If you get that far, replace /O3 with /fast. This sets a number of options that should make the program faster, even on AMD.
My opinion is some of the benchmark examples are not very good examples of Fortran.
Test_FPU and Test_FPU2 appear to create very large local arrays which flood the stack, for no apparent benefit.
Other routines also have large automatic arrays, which can also be problematic.
If you add ",SAVE" to these large arrays, the program will be much easier to compile and link, eg:
REAL(RK8), SAVE :: pool(smallsize,smallsize,smallits), pool3(bigsize,bigsize) ! random numbers to invert
REAL(RK8), SAVE :: a(smallsize,smallsize), a3(bigsize,bigsize) ! working matrices
As for your use of /Qparallel , this is not likely to help the Gauss or Crout solver, which require a sequential approach.
/Qparallel is good for suitable algorithms, but unfortunately many classical solutions are not.
Steve, the post #4 actually alternative number 4. It doesnt have /Qparallel, it just testing another switch.
meanwhile back to /Qparallel problem alternative number #3, we use /Qparallel /O3 only with /libs:qwin and without, the problem is still there. the /fast create slightly faster speed than /O3 on intel systems.

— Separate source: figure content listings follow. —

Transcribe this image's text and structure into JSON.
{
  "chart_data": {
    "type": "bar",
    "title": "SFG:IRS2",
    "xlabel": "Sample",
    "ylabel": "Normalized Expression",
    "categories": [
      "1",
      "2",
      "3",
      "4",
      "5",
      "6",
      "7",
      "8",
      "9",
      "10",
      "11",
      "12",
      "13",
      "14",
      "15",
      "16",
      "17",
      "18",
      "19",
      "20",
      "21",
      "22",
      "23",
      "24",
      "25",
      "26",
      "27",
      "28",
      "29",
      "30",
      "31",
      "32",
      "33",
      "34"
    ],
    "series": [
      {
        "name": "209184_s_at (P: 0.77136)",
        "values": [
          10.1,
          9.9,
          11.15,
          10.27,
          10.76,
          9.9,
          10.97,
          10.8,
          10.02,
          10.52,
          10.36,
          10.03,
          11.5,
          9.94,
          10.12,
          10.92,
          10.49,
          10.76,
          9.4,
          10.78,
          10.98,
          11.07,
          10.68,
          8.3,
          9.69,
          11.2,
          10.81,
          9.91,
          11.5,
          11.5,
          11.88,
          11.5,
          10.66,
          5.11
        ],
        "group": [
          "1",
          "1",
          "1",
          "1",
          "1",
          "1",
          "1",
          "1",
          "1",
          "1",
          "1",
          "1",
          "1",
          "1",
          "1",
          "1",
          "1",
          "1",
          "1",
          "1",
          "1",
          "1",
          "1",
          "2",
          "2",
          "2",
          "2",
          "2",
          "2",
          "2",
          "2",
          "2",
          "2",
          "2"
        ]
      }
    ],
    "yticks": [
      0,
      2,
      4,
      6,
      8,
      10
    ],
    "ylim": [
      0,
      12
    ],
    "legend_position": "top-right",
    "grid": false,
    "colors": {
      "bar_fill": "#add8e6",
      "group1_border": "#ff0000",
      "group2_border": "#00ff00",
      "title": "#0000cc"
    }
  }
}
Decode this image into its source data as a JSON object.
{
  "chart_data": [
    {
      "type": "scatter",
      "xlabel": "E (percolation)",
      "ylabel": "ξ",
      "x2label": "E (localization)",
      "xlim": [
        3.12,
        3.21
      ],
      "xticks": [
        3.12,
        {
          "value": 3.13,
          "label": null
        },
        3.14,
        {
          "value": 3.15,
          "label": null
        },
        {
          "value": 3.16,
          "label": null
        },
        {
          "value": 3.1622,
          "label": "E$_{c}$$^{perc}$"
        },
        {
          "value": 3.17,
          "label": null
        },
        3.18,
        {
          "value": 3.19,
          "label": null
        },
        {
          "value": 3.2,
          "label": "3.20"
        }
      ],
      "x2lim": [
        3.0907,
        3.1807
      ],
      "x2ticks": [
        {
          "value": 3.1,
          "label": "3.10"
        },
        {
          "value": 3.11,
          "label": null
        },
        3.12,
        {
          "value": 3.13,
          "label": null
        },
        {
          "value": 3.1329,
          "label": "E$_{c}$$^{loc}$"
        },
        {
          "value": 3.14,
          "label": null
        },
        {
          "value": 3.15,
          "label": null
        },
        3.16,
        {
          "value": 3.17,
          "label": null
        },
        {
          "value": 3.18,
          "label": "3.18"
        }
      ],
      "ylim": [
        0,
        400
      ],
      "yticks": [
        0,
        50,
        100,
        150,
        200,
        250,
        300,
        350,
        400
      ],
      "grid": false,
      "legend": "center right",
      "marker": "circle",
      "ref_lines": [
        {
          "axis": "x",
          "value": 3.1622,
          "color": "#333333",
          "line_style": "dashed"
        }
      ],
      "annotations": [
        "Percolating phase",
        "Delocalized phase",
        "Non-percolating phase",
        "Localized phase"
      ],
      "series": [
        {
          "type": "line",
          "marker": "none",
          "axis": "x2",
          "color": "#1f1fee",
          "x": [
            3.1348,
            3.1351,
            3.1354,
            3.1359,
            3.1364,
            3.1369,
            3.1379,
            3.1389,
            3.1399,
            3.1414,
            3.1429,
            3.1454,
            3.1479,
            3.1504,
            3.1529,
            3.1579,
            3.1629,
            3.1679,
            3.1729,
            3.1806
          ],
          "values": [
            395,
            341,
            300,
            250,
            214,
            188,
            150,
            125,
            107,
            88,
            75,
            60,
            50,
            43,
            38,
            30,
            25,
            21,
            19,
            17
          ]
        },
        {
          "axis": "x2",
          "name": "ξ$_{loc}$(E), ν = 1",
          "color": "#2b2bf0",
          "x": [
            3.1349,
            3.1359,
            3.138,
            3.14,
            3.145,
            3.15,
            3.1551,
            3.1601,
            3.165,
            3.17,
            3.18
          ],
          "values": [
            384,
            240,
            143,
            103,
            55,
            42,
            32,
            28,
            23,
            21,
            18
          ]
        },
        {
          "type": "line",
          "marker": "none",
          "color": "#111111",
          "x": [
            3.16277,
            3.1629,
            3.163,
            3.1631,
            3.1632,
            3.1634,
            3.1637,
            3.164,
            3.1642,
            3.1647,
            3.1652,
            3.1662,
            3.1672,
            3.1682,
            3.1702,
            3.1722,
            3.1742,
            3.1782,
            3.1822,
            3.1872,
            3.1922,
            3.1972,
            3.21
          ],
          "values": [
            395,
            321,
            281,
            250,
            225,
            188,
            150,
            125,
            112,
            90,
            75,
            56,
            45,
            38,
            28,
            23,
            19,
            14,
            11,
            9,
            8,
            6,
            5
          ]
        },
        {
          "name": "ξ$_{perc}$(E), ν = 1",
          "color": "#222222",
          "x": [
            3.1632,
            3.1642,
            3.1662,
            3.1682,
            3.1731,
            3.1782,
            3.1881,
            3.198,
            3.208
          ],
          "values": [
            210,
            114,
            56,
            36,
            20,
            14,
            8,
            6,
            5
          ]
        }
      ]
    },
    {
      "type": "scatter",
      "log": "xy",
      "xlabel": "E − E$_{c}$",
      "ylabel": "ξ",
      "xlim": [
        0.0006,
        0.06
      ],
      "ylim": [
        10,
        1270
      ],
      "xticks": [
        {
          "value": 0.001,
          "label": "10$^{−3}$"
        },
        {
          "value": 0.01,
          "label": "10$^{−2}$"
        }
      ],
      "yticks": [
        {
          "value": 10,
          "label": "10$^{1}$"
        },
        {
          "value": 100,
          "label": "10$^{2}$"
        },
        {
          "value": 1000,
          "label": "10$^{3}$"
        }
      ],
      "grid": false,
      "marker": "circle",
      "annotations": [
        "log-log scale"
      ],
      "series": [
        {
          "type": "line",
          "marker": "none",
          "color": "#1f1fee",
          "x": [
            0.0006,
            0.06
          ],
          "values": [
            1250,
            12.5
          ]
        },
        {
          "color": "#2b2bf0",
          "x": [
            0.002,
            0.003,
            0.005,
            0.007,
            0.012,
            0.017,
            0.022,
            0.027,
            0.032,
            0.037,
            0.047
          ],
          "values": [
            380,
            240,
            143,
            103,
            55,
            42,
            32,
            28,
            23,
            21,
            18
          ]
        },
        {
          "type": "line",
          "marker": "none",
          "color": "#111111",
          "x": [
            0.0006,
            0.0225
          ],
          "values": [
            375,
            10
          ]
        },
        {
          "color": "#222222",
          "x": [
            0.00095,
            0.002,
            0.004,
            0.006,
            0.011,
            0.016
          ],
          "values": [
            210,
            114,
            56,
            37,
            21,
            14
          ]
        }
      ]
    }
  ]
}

I will try it monday on amd systems.
It will superb faster if i removed the blas section on test_fpu.f90 and used the intel mkl library with /Qmkl:parallel on intel systems.
John, thank you for suggestion. i will try to change it. how about allocatable but still it need /stack switch for windows.
ifort /fast only runs on intels. AMDs said please verify that your os and cpu support x87 to avx.
It is not true that ifort /fast runs only on Intel - at least not for the last three or four major versions. I should know as i wrote the processor-detection code used for /Qxhost, used by /fast.
Problem solved. the 0xc000007b was error with /Qparallel is solved in Intel Parellel Studio XE 2020.
The problem exist on Parallel Studio 2019 Update 2.
Now it can ran on the latest AMD Ryzen.
Steve, the /fast enabled can be ran on AMD Ryzen, unless it was compiled on Ryzen host also with /Qxhost. If it compiled at Intel host and switch /fast enabled, it will be using /Qx mode that apps only run on intel.
/QxHost (implied by /fast) requires that you run on the host system - that is, the one you compiled on. In early ifort versions, /fast could not be used with non-Intel CPUs but that changed quite a while ago (version 14 or 15, I think). If you run on a different CPU, even a different Intel CPU, the program may not run.